September 19, 2008
All These Good Times Are Killing Us

The blogger and retailer Chris Butcher provides
the most high-profile of a number of rumblings out there about the staggering number of quality publication being released every week in comics right now, which when combined with increasingly dire news about the US economy is making many people ask the question of whether or not something has to give. I would imagine in a lot of cases something has already given: certainly in mainstream comics and in manga we see evidence that there are limits to the depth and breadth of those particular markets -- people are no longer buying
everything. One advantage that the smaller art comics market has over its bigger brethren is that its primary corporate entities are a) established, disciplined comics publishers that managed to survive when there was no money in what they did and aren't likely to go crazy now that there's a tiny little bit of money in it, b) major publishing houses that have the resources to adapt by, say, changing the size of advances or simply getting out.

That doesn't really help matters if you're a comics consumer whose eyes are bigger than your wallet. I'm an atypical consumer of comics in that I get a lot of stuff for review purposes. However, one thing that helped me when I was a broke grad student and an even broker recession-suffering twentysomething was to change my orientation towards comics. I stopped thinking New Comics Day and started thinking about building a library -- to have a comics collection I would never resent taking with me. The way I did this was roughly 1) figured out what I was spending, 2) quit going to the shop for six weeks, 3) started depositing a percentage of my weekly purchase amount -- whatever I wanted it reduced to -- into a fee-free checking account starting that first break week and making that a weekly habit (or doing so virtually in terms of my existing account; if a dedicated account or category sounds insane to you, you don't buy enough comics for buying comics to be a problem), 4) vowed to end the practice of double-dipping, which didn't always mean trades over comics but certainly meant one or the other, 5) when I started to buy again not buying anything the week it came out for six months, 6) never buying from the same place three times in a row. At least that's how I remember that transition this week; my memory's not great there. But the rough idea of it is solid.
Although if everyone were to do what I did it might mean the death of the Direct Market, I'm much happier now with the way I purchase comics than I was as a teen and as a young man. Waiting just a tiny bit of time before purchase makes me reconsider how much I really want something apart from the desire to consume it immediately, and allows me access to things like the first wave of Amazon.com used book sales of that item. Making myself buy from different locations helped improve the variety of my purchases -- when you're buying from Abebooks.com instead of Roger's Comics Hut you're more likely to buy
an Abner Dean book as opposed to a third comic series starring a team of young runaways. Making a decision to buy something based on how much money you have in your comics account is a much less stressful process than deciding if you want to take extra money out of the same account that facilitates car repairs and the purchase of medicine. Moreover, once you restore some sanity week-in and week-out, and establish a habit of buying only the books you're really going to enjoy instead of buying a bunch of comics to have a comics-reading experience or some other, strange reason, you'll find that the occasional impulse buy of a big, expensive hardcover or picking up a random pile of comic books is a fun thing to do a few times a year.

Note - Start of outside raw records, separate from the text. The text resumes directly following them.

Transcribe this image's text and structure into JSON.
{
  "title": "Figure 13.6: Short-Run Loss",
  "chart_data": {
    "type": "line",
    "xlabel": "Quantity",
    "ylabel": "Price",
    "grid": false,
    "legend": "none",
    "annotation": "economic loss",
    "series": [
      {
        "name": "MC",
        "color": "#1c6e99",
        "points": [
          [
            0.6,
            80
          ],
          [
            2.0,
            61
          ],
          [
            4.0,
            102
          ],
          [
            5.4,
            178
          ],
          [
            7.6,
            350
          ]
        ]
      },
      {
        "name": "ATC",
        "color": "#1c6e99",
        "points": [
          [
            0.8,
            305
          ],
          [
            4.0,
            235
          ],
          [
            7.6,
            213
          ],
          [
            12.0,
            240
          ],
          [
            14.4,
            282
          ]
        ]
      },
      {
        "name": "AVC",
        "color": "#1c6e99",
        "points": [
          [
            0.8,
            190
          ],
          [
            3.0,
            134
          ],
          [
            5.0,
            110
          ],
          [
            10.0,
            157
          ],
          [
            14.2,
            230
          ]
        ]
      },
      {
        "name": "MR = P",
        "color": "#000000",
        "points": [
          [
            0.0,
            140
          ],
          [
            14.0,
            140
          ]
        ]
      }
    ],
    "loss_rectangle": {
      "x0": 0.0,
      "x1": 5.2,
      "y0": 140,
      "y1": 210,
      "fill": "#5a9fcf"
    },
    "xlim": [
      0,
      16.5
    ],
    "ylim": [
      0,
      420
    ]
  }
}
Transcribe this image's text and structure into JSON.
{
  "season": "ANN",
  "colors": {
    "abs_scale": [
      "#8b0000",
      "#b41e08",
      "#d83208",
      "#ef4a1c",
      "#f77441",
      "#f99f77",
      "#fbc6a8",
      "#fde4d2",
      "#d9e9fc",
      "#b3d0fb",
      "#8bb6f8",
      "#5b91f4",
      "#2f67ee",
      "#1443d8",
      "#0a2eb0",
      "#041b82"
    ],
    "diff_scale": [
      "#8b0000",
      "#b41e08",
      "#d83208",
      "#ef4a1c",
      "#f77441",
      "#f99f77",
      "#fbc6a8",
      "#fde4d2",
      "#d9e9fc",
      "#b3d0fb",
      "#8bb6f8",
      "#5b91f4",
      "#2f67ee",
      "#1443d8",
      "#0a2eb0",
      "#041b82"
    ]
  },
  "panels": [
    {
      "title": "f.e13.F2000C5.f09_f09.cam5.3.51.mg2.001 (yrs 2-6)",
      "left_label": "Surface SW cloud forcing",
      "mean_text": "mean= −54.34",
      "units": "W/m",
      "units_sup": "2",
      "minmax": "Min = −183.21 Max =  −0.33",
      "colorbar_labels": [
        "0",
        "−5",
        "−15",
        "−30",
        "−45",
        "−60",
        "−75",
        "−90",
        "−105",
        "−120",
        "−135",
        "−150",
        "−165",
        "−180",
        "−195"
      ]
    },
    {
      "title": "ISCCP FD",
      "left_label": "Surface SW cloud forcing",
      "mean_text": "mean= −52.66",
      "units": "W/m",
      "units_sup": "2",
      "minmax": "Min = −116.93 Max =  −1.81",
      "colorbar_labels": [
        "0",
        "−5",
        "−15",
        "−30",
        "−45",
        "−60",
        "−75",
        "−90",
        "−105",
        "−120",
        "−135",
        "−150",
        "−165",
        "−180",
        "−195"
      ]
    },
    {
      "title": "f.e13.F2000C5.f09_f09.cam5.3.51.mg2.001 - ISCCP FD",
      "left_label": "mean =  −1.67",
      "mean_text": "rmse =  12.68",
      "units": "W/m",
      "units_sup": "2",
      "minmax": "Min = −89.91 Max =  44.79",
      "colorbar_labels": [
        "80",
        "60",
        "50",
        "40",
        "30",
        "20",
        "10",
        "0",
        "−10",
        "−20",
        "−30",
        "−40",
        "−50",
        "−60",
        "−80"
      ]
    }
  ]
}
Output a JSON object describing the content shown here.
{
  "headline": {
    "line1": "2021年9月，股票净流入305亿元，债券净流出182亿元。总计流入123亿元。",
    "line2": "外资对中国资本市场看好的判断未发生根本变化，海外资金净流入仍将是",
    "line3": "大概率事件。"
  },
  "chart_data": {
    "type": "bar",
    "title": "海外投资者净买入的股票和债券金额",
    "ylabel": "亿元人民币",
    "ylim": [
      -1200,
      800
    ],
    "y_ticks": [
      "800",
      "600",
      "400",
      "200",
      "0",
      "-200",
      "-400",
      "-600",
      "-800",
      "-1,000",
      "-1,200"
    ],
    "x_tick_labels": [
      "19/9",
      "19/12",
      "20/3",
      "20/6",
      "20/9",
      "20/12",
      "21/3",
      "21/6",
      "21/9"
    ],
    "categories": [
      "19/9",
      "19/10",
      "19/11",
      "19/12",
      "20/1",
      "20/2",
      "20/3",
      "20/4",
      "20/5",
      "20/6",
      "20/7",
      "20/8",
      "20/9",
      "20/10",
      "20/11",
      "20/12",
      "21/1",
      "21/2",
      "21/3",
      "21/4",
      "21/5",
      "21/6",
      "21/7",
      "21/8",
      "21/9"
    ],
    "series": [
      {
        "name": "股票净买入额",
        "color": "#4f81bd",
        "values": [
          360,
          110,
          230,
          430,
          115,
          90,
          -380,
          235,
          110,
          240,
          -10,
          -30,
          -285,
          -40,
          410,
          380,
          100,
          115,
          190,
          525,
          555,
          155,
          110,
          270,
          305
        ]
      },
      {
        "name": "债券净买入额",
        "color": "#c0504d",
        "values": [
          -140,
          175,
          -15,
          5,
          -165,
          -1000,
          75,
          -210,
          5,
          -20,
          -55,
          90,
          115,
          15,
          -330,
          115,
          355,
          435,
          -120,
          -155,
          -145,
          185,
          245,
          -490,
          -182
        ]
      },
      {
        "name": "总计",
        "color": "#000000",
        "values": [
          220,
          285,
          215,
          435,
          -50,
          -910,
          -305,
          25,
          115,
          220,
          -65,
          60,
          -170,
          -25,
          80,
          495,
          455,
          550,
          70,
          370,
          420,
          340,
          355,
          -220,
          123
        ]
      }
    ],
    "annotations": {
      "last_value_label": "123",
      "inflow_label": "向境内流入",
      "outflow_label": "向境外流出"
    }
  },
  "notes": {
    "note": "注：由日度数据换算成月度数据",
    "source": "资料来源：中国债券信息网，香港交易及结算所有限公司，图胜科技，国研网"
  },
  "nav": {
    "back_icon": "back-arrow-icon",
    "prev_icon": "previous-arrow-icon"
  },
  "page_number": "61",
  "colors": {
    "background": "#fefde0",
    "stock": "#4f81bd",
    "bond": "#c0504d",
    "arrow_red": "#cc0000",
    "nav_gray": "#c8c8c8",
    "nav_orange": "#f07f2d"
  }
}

If you're still overwhelmed by a desire to read certain books, try inter-library loans to facilitate freeing up cash for those comics that aren't available that way. I'm not certain most folks really need to own a copy of Terry Gilliam's
Animations of Mortality, but it's a book just about any comics fan will enjoy reading. If you orient yourself to Wednesdays-only and can remember a time when you could buy everything you wanted that was out that day, it's bound to be frustrating to grapple with a present reality where you can't. If you orient yourself to 114 years of an art form it's obvious you'll never own it all; you can relax and take more pleasure in everything you can own. It's a fact of life that in comics as with all things wonderful in this world you're probably going to want more than you can afford. It doesn't have to get you down. Buy to read. Collect to re-read. And most of all: enjoy.